If Senator Carl Levin were alive today, he would certainly not find it “implausible” that JPMorgan would retaliate against an employee cooperating with a criminal investigation. In fact, it was Senator Levin who introduced evidence in a hearing in 2014 showing that JPMorgan Chase had rushed to hire a person who had bragged on his resume that he knew how to game electric markets.

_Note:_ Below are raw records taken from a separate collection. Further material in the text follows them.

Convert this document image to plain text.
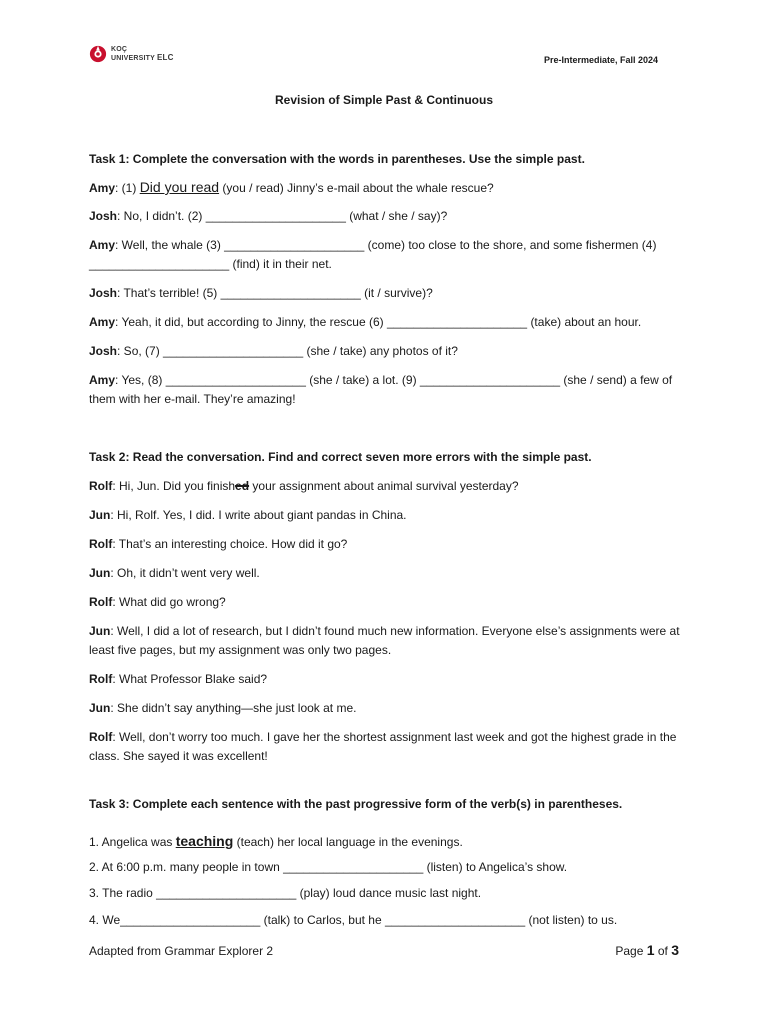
KOÇ
UNIVERSITY ELC	Pre-Intermediate, Fall 2024
Revision of Simple Past & Continuous
Task 1: Complete the conversation with the words in parentheses. Use the simple past.
Amy: (1) Did you read (you / read) Jinny’s e-mail about the whale rescue?
Josh: No, I didn’t. (2) _____________________ (what / she / say)?
Amy: Well, the whale (3) _____________________ (come) too close to the shore, and some fishermen (4) _____________________ (find) it in their net.
Josh: That’s terrible! (5) _____________________ (it / survive)?
Amy: Yeah, it did, but according to Jinny, the rescue (6) _____________________ (take) about an hour.
Josh: So, (7) _____________________ (she / take) any photos of it?
Amy: Yes, (8) _____________________ (she / take) a lot. (9) _____________________ (she / send) a few of them with her e-mail. They’re amazing!
Task 2: Read the conversation. Find and correct seven more errors with the simple past.
Rolf: Hi, Jun. Did you finished your assignment about animal survival yesterday?
Jun: Hi, Rolf. Yes, I did. I write about giant pandas in China.
Rolf: That’s an interesting choice. How did it go?
Jun: Oh, it didn’t went very well.
Rolf: What did go wrong?
Jun: Well, I did a lot of research, but I didn’t found much new information. Everyone else’s assignments were at least five pages, but my assignment was only two pages.
Rolf: What Professor Blake said?
Jun: She didn’t say anything—she just look at me.
Rolf: Well, don’t worry too much. I gave her the shortest assignment last week and got the highest grade in the class. She sayed it was excellent!
Task 3: Complete each sentence with the past progressive form of the verb(s) in parentheses.
1. Angelica was teaching (teach) her local language in the evenings.
2. At 6:00 p.m. many people in town _____________________ (listen) to Angelica’s show.
3. The radio _____________________ (play) loud dance music last night.
4. We_____________________ (talk) to Carlos, but he _____________________ (not listen) to us.
Adapted from Grammar Explorer 2	Page 1 of 3
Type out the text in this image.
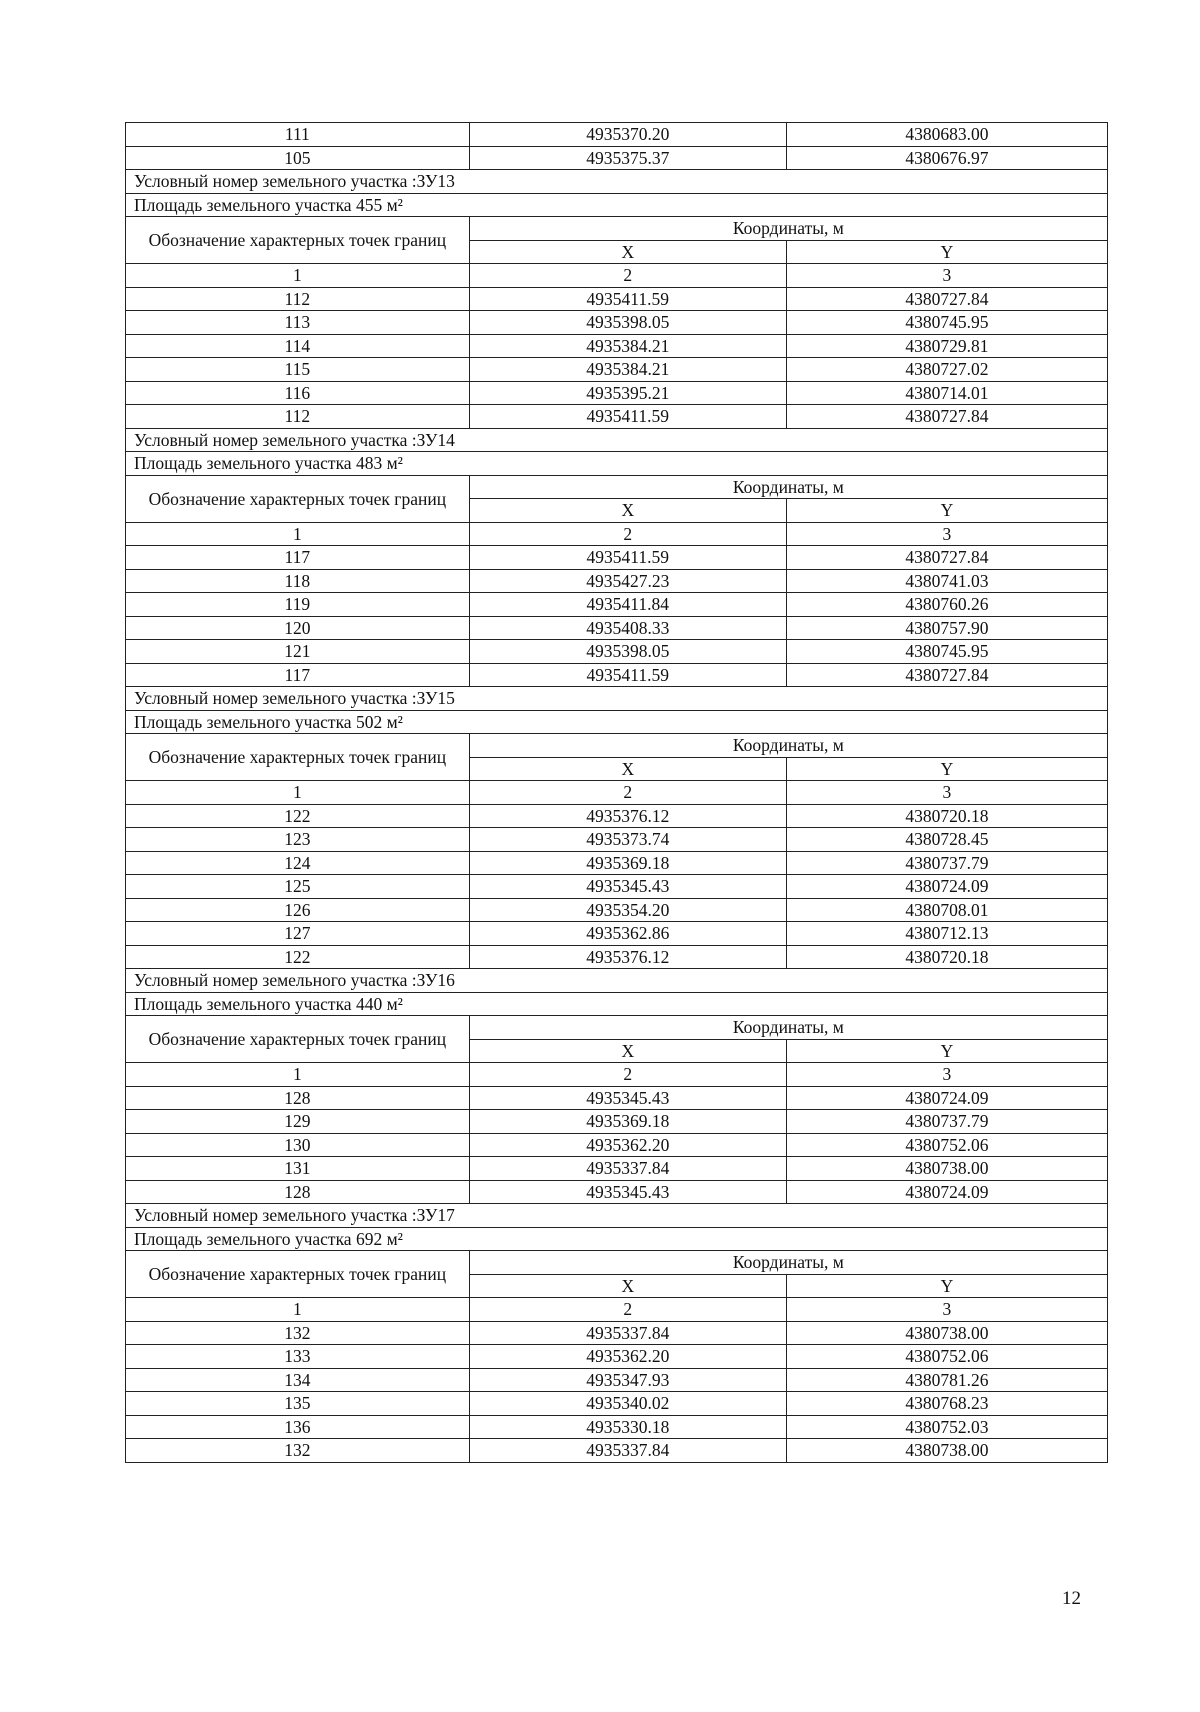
111	4935370.20	4380683.00
105	4935375.37	4380676.97
Условный номер земельного участка :ЗУ13		
Площадь земельного участка 455 м²		
Обозначение характерных точек границ	Координаты, м	
	X	Y
1	2	3
112	4935411.59	4380727.84
113	4935398.05	4380745.95
114	4935384.21	4380729.81
115	4935384.21	4380727.02
116	4935395.21	4380714.01
112	4935411.59	4380727.84
Условный номер земельного участка :ЗУ14		
Площадь земельного участка 483 м²		
Обозначение характерных точек границ	Координаты, м	
	X	Y
1	2	3
117	4935411.59	4380727.84
118	4935427.23	4380741.03
119	4935411.84	4380760.26
120	4935408.33	4380757.90
121	4935398.05	4380745.95
117	4935411.59	4380727.84
Условный номер земельного участка :ЗУ15		
Площадь земельного участка 502 м²		
Обозначение характерных точек границ	Координаты, м	
	X	Y
1	2	3
122	4935376.12	4380720.18
123	4935373.74	4380728.45
124	4935369.18	4380737.79
125	4935345.43	4380724.09
126	4935354.20	4380708.01
127	4935362.86	4380712.13
122	4935376.12	4380720.18
Условный номер земельного участка :ЗУ16		
Площадь земельного участка 440 м²		
Обозначение характерных точек границ	Координаты, м	
	X	Y
1	2	3
128	4935345.43	4380724.09
129	4935369.18	4380737.79
130	4935362.20	4380752.06
131	4935337.84	4380738.00
128	4935345.43	4380724.09
Условный номер земельного участка :ЗУ17		
Площадь земельного участка 692 м²		
Обозначение характерных точек границ	Координаты, м	
	X	Y
1	2	3
132	4935337.84	4380738.00
133	4935362.20	4380752.06
134	4935347.93	4380781.26
135	4935340.02	4380768.23
136	4935330.18	4380752.03
132	4935337.84	4380738.00
12
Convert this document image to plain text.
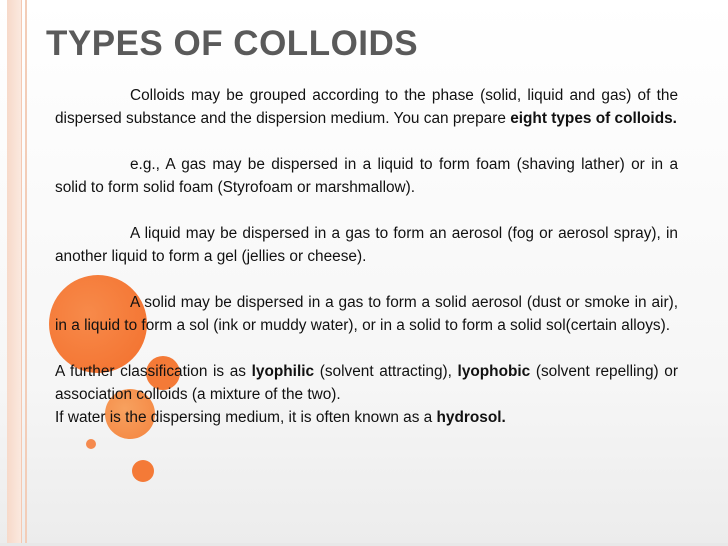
TYPES OF COLLOIDS

Colloids may be grouped according to the phase (solid, liquid and gas) of the dispersed substance and the dispersion medium. You can prepare eight types of colloids.

e.g., A gas may be dispersed in a liquid to form foam (shaving lather) or in a solid to form solid foam (Styrofoam or marshmallow).

A liquid may be dispersed in a gas to form an aerosol (fog or aerosol spray), in another liquid to form a gel (jellies or cheese).

A solid may be dispersed in a gas to form a solid aerosol (dust or smoke in air), in a liquid to form a sol (ink or muddy water), or in a solid to form a solid sol(certain alloys).

A further classification is as lyophilic (solvent attracting), lyophobic (solvent repelling) or association colloids (a mixture of the two).

If water is the dispersing medium, it is often known as a hydrosol.
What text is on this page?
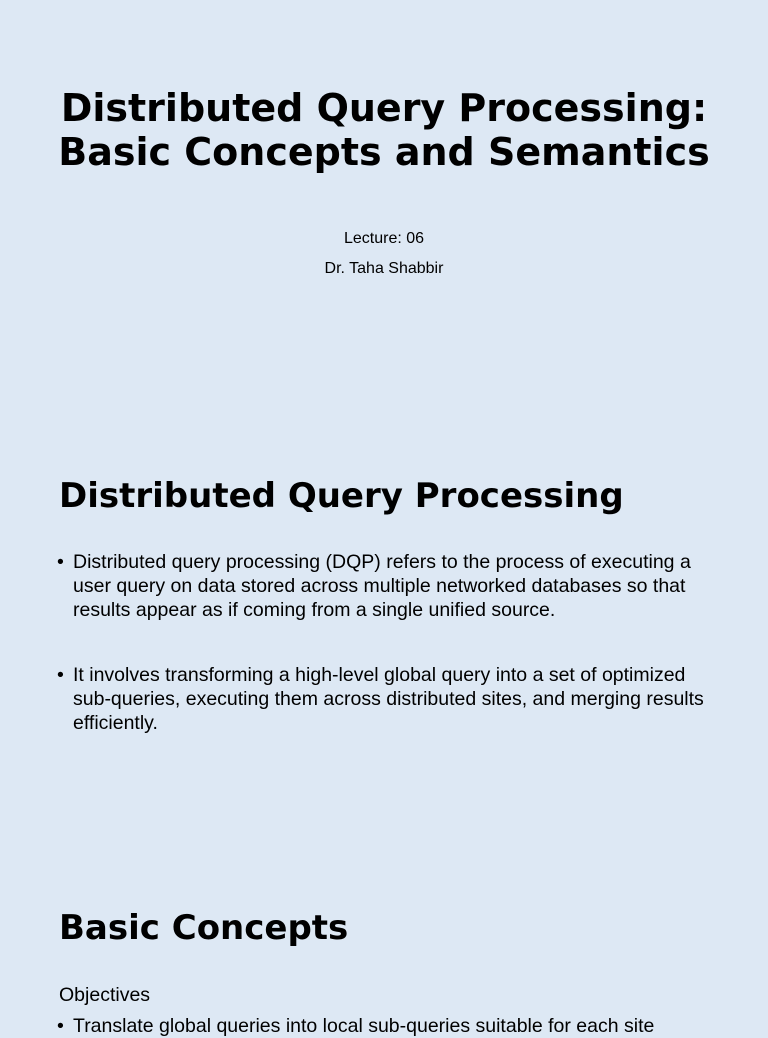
Distributed Query Processing: Basic Concepts and Semantics
Lecture: 06
Dr. Taha Shabbir
Distributed Query Processing
• Distributed query processing (DQP) refers to the process of executing a user query on data stored across multiple networked databases so that results appear as if coming from a single unified source.
• It involves transforming a high-level global query into a set of optimized sub-queries, executing them across distributed sites, and merging results efficiently.
Basic Concepts
Objectives
• Translate global queries into local sub-queries suitable for each site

Turnbull now has a second amended complaint pending before Judge Koeltl’s court. Bizarrely, JPMorgan’s lawyers from Morgan Lewis asked Koeltl to redact paragraphs 67 through 70 of that complaint because the bank claims that those paragraphs contain information that is subject to attorney-client privilege from an interview it conducted with Turnbull. But what actually happened was that the bank asked Turnbull to come and sit for an interview and explain what he knew about trading on the precious metals desk. He brought his own attorney. How that gives JPMorgan an attorney-client privilege with Turnbull should have raised red flags with a federal judge. It didn’t. The request was granted and paragraphs 67 through 70 are now a big, blacked out blob.
And in a perfect segue way, along comes the federal lawsuit brought by Shaquala Williams against JPMorgan Chase, also in the Southern District of New York under Judge Jed Rakoff. Williams tells the court in her complaint that JPMorgan Chase did not fulfill its promise under a deferred prosecution agreement to cooperate with the Justice Department – something that Judge Koeltl in the Turnbull case finds “implausible” to believe.
Williams is a financial crimes compliance professional with more than a decade of experience at multiple global banks. Part of Williams’ role at JPMorgan Chase was to make sure that the bank was in compliance with a non-prosecution agreement the bank had signed with the Justice Department in 2016.
The Justice Department had charged in 2016 that JPMorgan’s Asia subsidiary had engaged in quid pro quo agreements with Chinese officials to obtain investment-banking business and had falsified internal documents to cover up the activities. The quid pro quo agreements resulted in the bank putting the children of high Chinese government officials on its payroll in order to further its business interests in China.
In exchange for avoiding prosecution, the Justice Department required JPMorgan to create compliance controls around third-party payments. Williams alleges, among numerous other serious charges, that the so-called third-party payment controls were a sham and that when she blew the whistle to her superiors at the bank, the bank retaliated against her by firing her in October 2019.
The case is Shaquala Williams v JPMorgan Chase, Case Number 1:21-cv-09326, which was filed last November. Very conveniently, Morgan Lewis is representing JPMorgan Chase in this case as well as in the Turnbull case.